Metadata-Version: 2.1
Name: superior-scoring-rules
Version: 1.0.6
Summary: PBS and PLL are superior evaluation metrics for probabilistic classifiers, fixing flaws in Brier Score (MSE) and Log Loss (Cross-Entropy). Strictly proper, consistent, and better for model selection, early stopping, and checkpointing.
Home-page: https://github.com/Ruhallah93/superior-scoring-rules
Author: Rouhollah Ahmadian
Author-email: ruhallah.ahmadian@gmail.com
Classifier: Programming Language :: Python :: 3
Classifier: License :: OSI Approved :: BSD License
Classifier: Operating System :: OS Independent
Requires-Python: >=3.0.0
Description-Content-Type: text/markdown
Requires-Dist: tensorflow>=2.0.0

# Superior Scoring Rules: Enhanced Calibrated Metrics for Probabilistic Evaluation
[GitHub](https://github.com/Ruhallah93/superior-scoring-rules), [arXiv Preprint](https://arxiv.org/pdf/2407.17697)

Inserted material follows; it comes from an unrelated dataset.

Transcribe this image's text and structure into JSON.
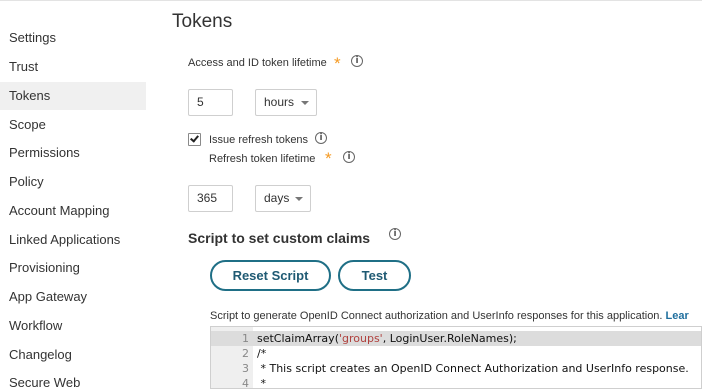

`superior-scoring-rules` is a Python library that provides **strictly proper**, **confidence-aware evaluation metrics** for **probabilistic multi-class classification**. Unlike traditional metrics such as Brier Score or Log Loss, these scoring rules penalize **overconfident mispredictions**, ensuring **correct predictions are always scored better**.

---

## Why Accuracy, F1, Brier Score, and Log-Loss Fall Short in Probabilistic Classification

In many high-stakes applications, **confidence calibration** is critical. Traditional accuracy-based metrics (Accuracy, F1) ignore prediction confidence. Consider:

* **Cancer Diagnosis**: Differentiating 51% vs. 99% confidence in malignancy
* **ICU Triage**: Overconfident mispredictions risk patient safety
* **Autonomous Vehicles**: Handling uncertainties about obstacles
* **Financial Risk Modeling**: Pricing and investment decisions
* **Security Threat Detection**: High-confidence false negatives

**Accuracy** or **F1** score alone cannot capture this nuance.

## Limitations of Brier Score & Log Loss

Brier Score (Mean Squared Error, MSE, Quadratic Score) and Log Loss (Cross-Entropy, Negative Log-Likelihood, NLL, Logarithmic Score) are strictly proper scoring rules, rewarding calibration. However, they can still favor incorrect predictions over correct ones. Example: 

| Vector | True Label (Y) | Predicted Probabilities (P) | Brier Score | Log Loss | State |
|--------|----------------|-----------------------------|-------------|----------|-------|
| **`A`**  | `[0, 1, 0]`    | `[0.33, 0.34, 0.33]`        | 0.6534      | 0.4685   |   Correct |
| **`B`**  | `[0, 1, 0]`    | `[0.51, 0.49, 0.00]`        | 0.5202      | 0.3098   |   Incorrect |  

Both MSE and Log Loss favor B over A, contradicting the principle of rewarding correct predictions.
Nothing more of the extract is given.